On the face of it, therefore, the Israeli government has fallen straight into a trap. Of course, its options must have looked limited. Public opinion was outraged by the murder and would not have accepted anything less than a dramatic reaction, especially as the government's critics have been accusing it of losing control over the West Bank. The government can also make the case that Hamas is not representative, that it is in competition with the PLO, that it stirs up trouble in the occupied territories, and that it is fundamentally opposed to a peace settlement. Therefore, if a large number of its activists are removed, its influence should diminish, thereby making peace easier to achieve.

But the logic of that argument is at odds with reality. The more Palestinian feelings are inflamed, the more they turn to extremists and the weaker becomes the authority of those who support negotiations. The expulsion of the 418 could create double that number of new recruits. The job of the peace- makers will then become still more difficult.

It will not become any easier until more people are willing to depart from the old script. Yitzhak Rabin raised many hopes after his election by accepting the principle of giving up land for peace and offering the Palestinians more than they had been offered by the previous Israeli government. Since then, disappointment has started to creep in, not only among Palestinians but also among Mr Rabin's liberal supporters. The deportations will increase their gloom. There was no demonstrable need to deport so many Palestinians or to treat them so harshly, leaving many of them on the border with their hands bound for 12 hours or more. An over-reaction of this sort suggests weakness, not strength, and plays into the hands of extremists on both sides.

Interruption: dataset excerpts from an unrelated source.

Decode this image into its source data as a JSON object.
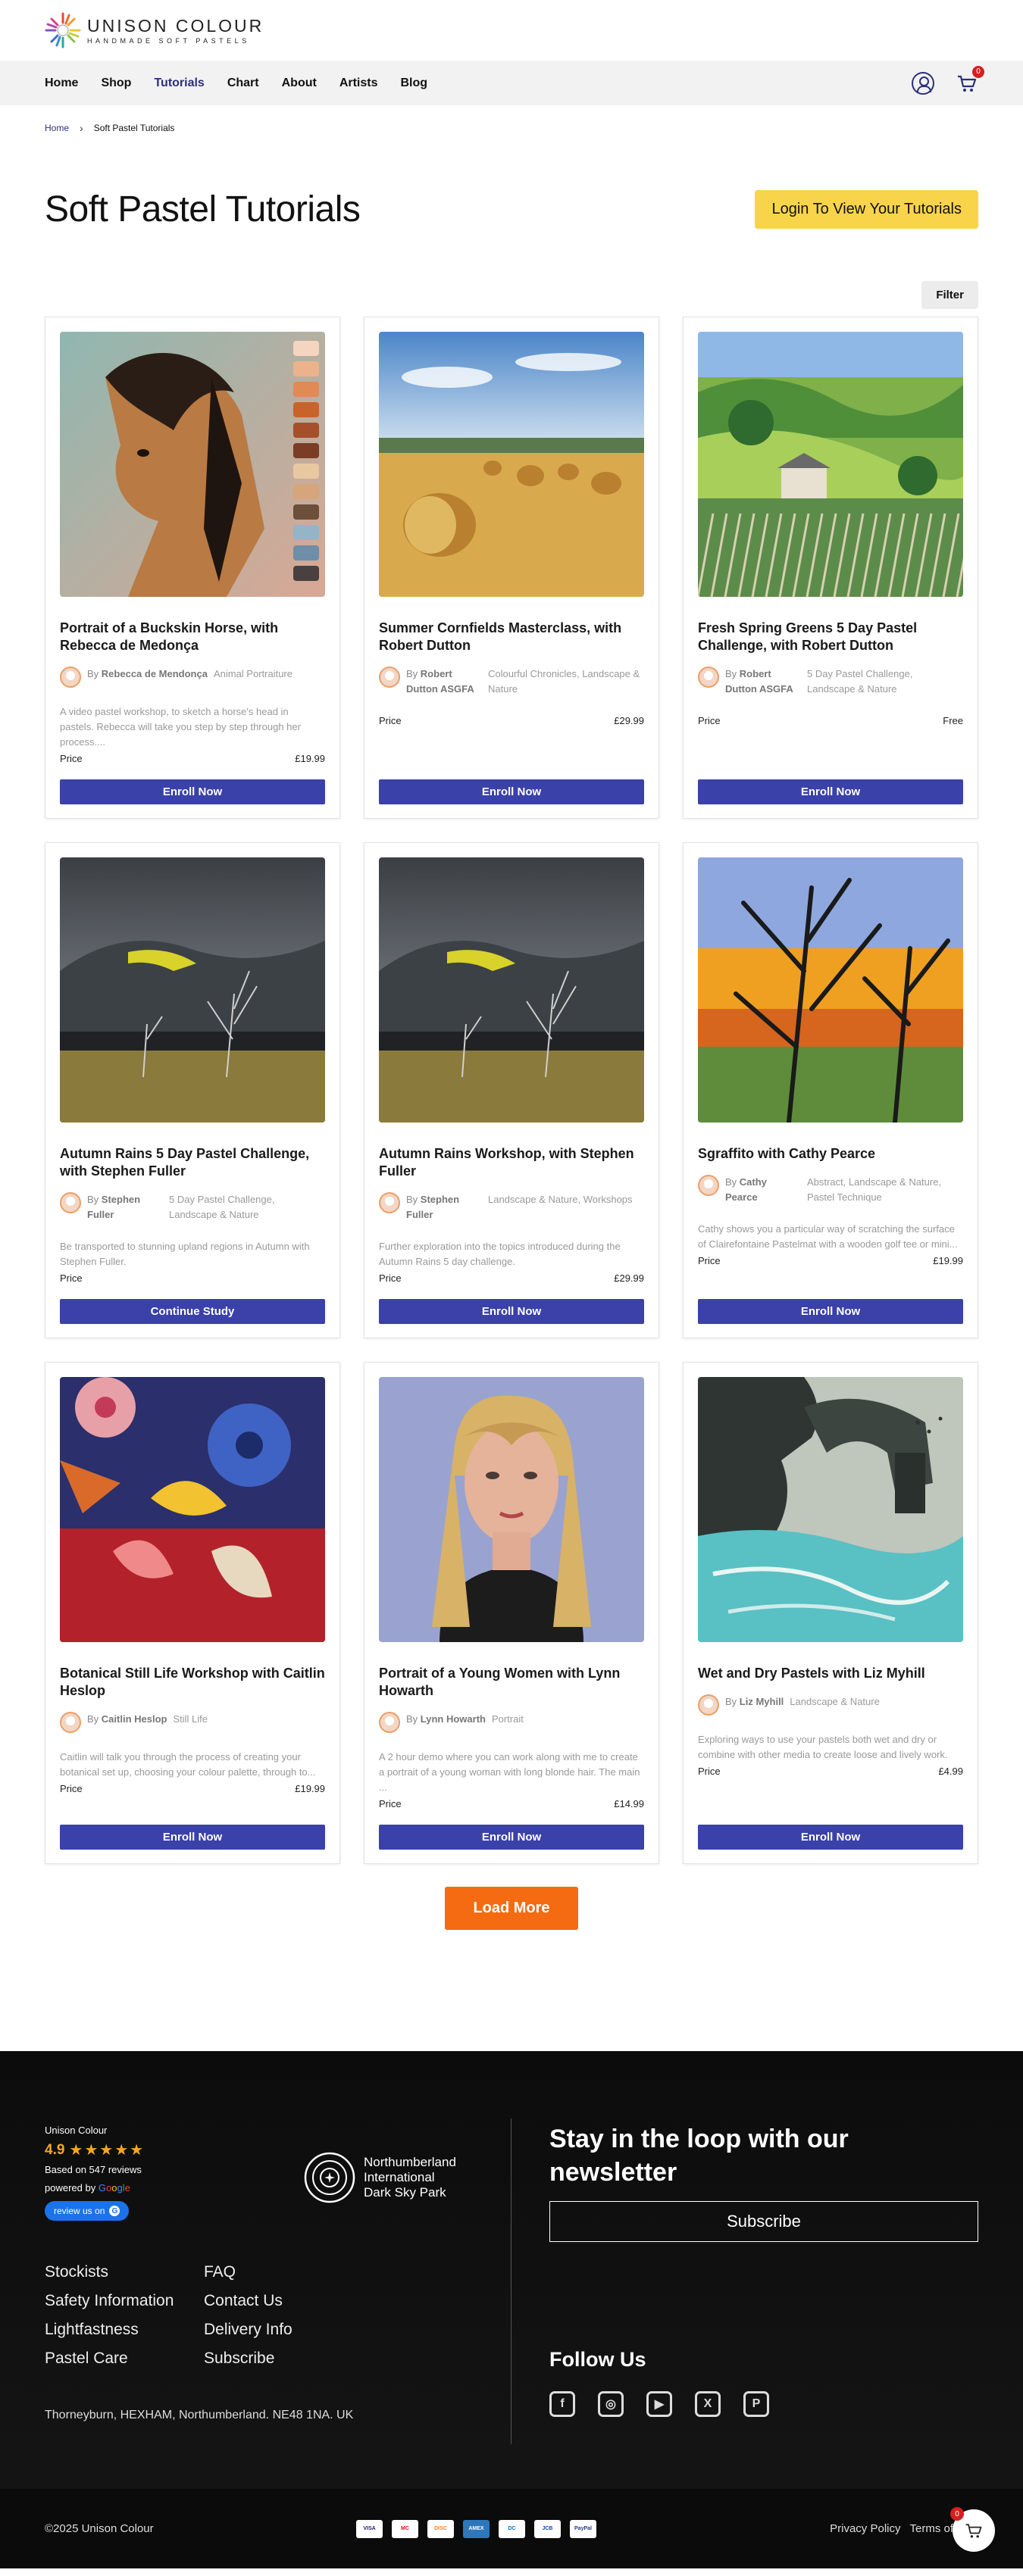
{
  "brand": {
    "name": "UNISON COLOUR",
    "tagline": "HANDMADE SOFT PASTELS"
  },
  "nav": {
    "items": [
      "Home",
      "Shop",
      "Tutorials",
      "Chart",
      "About",
      "Artists",
      "Blog"
    ],
    "active": "Tutorials",
    "cart_count": "0"
  },
  "breadcrumb": {
    "home": "Home",
    "current": "Soft Pastel Tutorials"
  },
  "page": {
    "title": "Soft Pastel Tutorials",
    "login_label": "Login To View Your Tutorials",
    "filter_label": "Filter",
    "load_more_label": "Load More",
    "price_label": "Price"
  },
  "cards": [
    {
      "title": "Portrait of a Buckskin Horse, with Rebecca de Medonça",
      "by": "By",
      "author": "Rebecca de Mendonça",
      "category": "Animal Portraiture",
      "desc": "A video pastel workshop, to sketch a horse's head in pastels. Rebecca will take you step by step through her process....",
      "price": "£19.99",
      "button": "Enroll Now",
      "image": "horse-painting-icon"
    },
    {
      "title": "Summer Cornfields Masterclass, with Robert Dutton",
      "by": "By",
      "author": "Robert Dutton ASGFA",
      "category": "Colourful Chronicles, Landscape & Nature",
      "desc": "",
      "price": "£29.99",
      "button": "Enroll Now",
      "image": "haybales-photo-icon"
    },
    {
      "title": "Fresh Spring Greens 5 Day Pastel Challenge, with Robert Dutton",
      "by": "By",
      "author": "Robert Dutton ASGFA",
      "category": "5 Day Pastel Challenge, Landscape & Nature",
      "desc": "",
      "price": "Free",
      "button": "Enroll Now",
      "image": "valley-painting-icon"
    },
    {
      "title": "Autumn Rains 5 Day Pastel Challenge, with Stephen Fuller",
      "by": "By",
      "author": "Stephen Fuller",
      "category": "5 Day Pastel Challenge, Landscape & Nature",
      "desc": "Be transported to stunning upland regions in Autumn with Stephen Fuller.",
      "price": "",
      "button": "Continue Study",
      "image": "autumn-rains-painting-icon"
    },
    {
      "title": "Autumn Rains Workshop, with Stephen Fuller",
      "by": "By",
      "author": "Stephen Fuller",
      "category": "Landscape & Nature, Workshops",
      "desc": "Further exploration into the topics introduced during the Autumn Rains 5 day challenge.",
      "price": "£29.99",
      "button": "Enroll Now",
      "image": "autumn-rains-painting-icon"
    },
    {
      "title": "Sgraffito with Cathy Pearce",
      "by": "By",
      "author": "Cathy Pearce",
      "category": "Abstract, Landscape & Nature, Pastel Technique",
      "desc": "Cathy shows you a particular way of scratching the surface of Clairefontaine Pastelmat with a wooden golf tee or mini...",
      "price": "£19.99",
      "button": "Enroll Now",
      "image": "sgraffito-painting-icon"
    },
    {
      "title": "Botanical Still Life Workshop with Caitlin Heslop",
      "by": "By",
      "author": "Caitlin Heslop",
      "category": "Still Life",
      "desc": "Caitlin will talk you through the process of creating your botanical set up, choosing your colour palette, through to...",
      "price": "£19.99",
      "button": "Enroll Now",
      "image": "botanical-painting-icon"
    },
    {
      "title": "Portrait of a Young Women with Lynn Howarth",
      "by": "By",
      "author": "Lynn Howarth",
      "category": "Portrait",
      "desc": "A 2 hour demo where you can work along with me to create a portrait of a young woman with long blonde hair. The main ...",
      "price": "£14.99",
      "button": "Enroll Now",
      "image": "portrait-painting-icon"
    },
    {
      "title": "Wet and Dry Pastels with Liz Myhill",
      "by": "By",
      "author": "Liz Myhill",
      "category": "Landscape & Nature",
      "desc": "Exploring ways to use your pastels both wet and dry or combine with other media to create loose and lively work.",
      "price": "£4.99",
      "button": "Enroll Now",
      "image": "coastal-arch-painting-icon"
    }
  ],
  "footer": {
    "review_name": "Unison Colour",
    "rating": "4.9",
    "based_on": "Based on 547 reviews",
    "powered_by": "powered by",
    "review_button": "review us on",
    "darksky": [
      "Northumberland",
      "International",
      "Dark Sky Park"
    ],
    "links": [
      "Stockists",
      "FAQ",
      "Safety Information",
      "Contact Us",
      "Lightfastness",
      "Delivery Info",
      "Pastel Care",
      "Subscribe"
    ],
    "address": "Thorneyburn, HEXHAM, Northumberland. NE48 1NA. UK",
    "newsletter_title": "Stay in the loop with our newsletter",
    "subscribe_label": "Subscribe",
    "follow_title": "Follow Us",
    "socials": [
      "facebook-icon",
      "instagram-icon",
      "youtube-icon",
      "x-icon",
      "pinterest-icon"
    ],
    "copyright": "©2025 Unison Colour",
    "payments": [
      "VISA",
      "MC",
      "DISC",
      "AMEX",
      "DC",
      "JCB",
      "PayPal"
    ],
    "privacy": "Privacy Policy",
    "terms": "Terms of",
    "float_cart_count": "0"
  },
  "colors": {
    "accent": "#3a41a8",
    "login": "#f8d44a",
    "load_more": "#f46b12",
    "nav_active": "#2b2f7a"
  }
}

With a bit of luck the breakdown will not prove fatal. There was bound to be a hiatus in the talks until the Clinton administration took over in Washington. Without consistent American pressure the two sides are probably incapable of making progress. Bill Clinton is sensibly thinking of appointing James Baker as envoy to the talks, but even another appointee, though he would take longer to pick up the threads, would have a strong interest in resuming negotiations. This is, therefore, a better time than most for the participants to strike postures. If they are genuinely interested in a deal, they will eventually return to the table. If they are not interested, then the specific reason for breakdown will hardly matter.